The natural assumption would be that TUPE applies in these circumstances; however, this may not always be correct. The following case, which concerned the legal profession itself, may be of some comfort to those taking over such contracts (but less comfort to those losing them).

The Ward Hadaway case

Ward Hadaway Solicitors v Love & Ors [2010] was a battle between two firms of solicitors over whether TUPE should apply. If it did apply, one firm would be liable for any unfair dismissal awards and if it did not, the other would be liable. The individual employees did not care which.

Ward Hadaway (solicitors) had been a member of a panel who provided legal services to the Nursing and Midwifery Council. The council decided to tender out its work to a single provider, Capsticks, with effect from the date of expiry of its contract with Ward Hadaway, 1 October 2007. However, all work in progress as at that date remained with, and was completed by, Ward Hadaway. That work was expected to last for at least six months.

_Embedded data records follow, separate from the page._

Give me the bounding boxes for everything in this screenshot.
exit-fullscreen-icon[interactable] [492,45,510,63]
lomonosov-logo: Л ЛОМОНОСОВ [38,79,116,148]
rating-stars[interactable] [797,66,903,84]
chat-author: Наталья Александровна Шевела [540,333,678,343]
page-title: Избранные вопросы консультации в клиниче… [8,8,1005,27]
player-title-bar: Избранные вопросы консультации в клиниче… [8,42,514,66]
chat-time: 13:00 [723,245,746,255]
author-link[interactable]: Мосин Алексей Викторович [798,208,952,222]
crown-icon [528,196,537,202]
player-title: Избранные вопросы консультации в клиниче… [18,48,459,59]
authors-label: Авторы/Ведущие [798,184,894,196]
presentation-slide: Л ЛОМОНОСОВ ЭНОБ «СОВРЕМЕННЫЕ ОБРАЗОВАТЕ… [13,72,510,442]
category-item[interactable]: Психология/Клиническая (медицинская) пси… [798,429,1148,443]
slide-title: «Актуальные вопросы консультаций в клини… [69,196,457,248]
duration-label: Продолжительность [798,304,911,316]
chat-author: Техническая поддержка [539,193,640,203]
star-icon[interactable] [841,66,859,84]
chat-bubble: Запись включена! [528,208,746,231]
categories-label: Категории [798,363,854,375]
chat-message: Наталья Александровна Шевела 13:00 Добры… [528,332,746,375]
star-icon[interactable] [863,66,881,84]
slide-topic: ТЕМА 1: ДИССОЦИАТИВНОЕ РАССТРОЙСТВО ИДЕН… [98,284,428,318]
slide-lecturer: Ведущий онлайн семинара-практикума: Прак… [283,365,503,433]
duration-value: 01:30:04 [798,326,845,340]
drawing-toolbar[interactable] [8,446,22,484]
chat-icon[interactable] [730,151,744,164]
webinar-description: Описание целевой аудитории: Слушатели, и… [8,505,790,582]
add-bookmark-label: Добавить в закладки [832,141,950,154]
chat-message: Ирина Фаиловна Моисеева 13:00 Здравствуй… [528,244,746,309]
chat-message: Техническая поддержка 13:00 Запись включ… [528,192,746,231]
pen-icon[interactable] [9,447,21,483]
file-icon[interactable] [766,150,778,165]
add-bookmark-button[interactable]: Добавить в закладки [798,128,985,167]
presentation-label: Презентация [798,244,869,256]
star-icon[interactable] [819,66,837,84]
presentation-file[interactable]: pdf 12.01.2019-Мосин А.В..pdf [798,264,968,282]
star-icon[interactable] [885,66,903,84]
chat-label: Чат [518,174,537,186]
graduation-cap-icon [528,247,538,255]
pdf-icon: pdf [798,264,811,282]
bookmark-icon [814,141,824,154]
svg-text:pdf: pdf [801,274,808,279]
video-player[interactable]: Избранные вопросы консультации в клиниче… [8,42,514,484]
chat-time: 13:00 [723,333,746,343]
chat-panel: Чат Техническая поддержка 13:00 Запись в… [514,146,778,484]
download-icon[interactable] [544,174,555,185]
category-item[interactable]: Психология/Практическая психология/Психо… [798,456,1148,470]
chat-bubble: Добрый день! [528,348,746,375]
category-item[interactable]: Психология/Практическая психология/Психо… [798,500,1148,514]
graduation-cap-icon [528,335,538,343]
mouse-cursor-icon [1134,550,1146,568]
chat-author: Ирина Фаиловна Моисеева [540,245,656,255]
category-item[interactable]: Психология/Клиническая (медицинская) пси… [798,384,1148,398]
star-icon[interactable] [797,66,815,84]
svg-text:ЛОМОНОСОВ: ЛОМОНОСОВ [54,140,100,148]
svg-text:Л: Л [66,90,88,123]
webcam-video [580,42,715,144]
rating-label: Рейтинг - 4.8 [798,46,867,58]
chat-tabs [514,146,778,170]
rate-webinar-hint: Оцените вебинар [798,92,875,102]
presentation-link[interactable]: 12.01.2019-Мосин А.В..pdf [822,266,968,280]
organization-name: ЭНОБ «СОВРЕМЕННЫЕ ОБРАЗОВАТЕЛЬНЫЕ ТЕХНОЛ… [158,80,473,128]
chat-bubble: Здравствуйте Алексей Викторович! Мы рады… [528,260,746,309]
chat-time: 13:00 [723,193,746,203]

In order for TUPE to apply under the service provision change rules:

  • immediately before the service provision change, there must be an organised grouping of employees situated in Great Britain which has as its principal purpose the carrying out of activities on behalf of the client
  • on the service provision change, those activities cease to be carried out by the first contractor or the client and are carried out instead by another (contracting out or contractor change) or by the client (i.e. contracting in)

In this case, it was accepted that there was an organised grouping of employees whose principal purpose had been the carrying out of activities on behalf of the council. However, the employment tribunal concluded that the activities in question were the cases Ward Hadaway was dealing with as at 1 October 2007, all of which remained with Ward Hadaway - so there was no change in who carried out those activities. They also concluded that the activities carried out by Capsticks were sufficiently different from those carried out by Ward Hadaway not to amount to the same activities.

The first point is the significant one for construction and civil engineering companies. The EAT confirmed that the tribunal was entitled to conclude that the activities were just the work in progress and not the expectation of future work. The EAT commented that expectation of future work could possibly constitute an activity but in this case it was at most an opportunity to be on standby in case more work arose.

This ruling, when applied to the civil engineering example used earlier where, from a specified date, all new assignments are to go to a new contractor but existing assignments remain with the old, strongly suggests that TUPE does not apply. Therefore:

  • all liabilities including for redundancy pay and unfair dismissal remain with contractor A
  • contractor B does not need to concern themselves with whether or not the old contractor complied with the information and consultation requirements.

If there is any doubt, you should assume TUPE does apply and plan accordingly. The Ward Hadaway case could nevertheless be used in negotiations between the contractors or if a dispute arises which leads to an employment tribunal claim.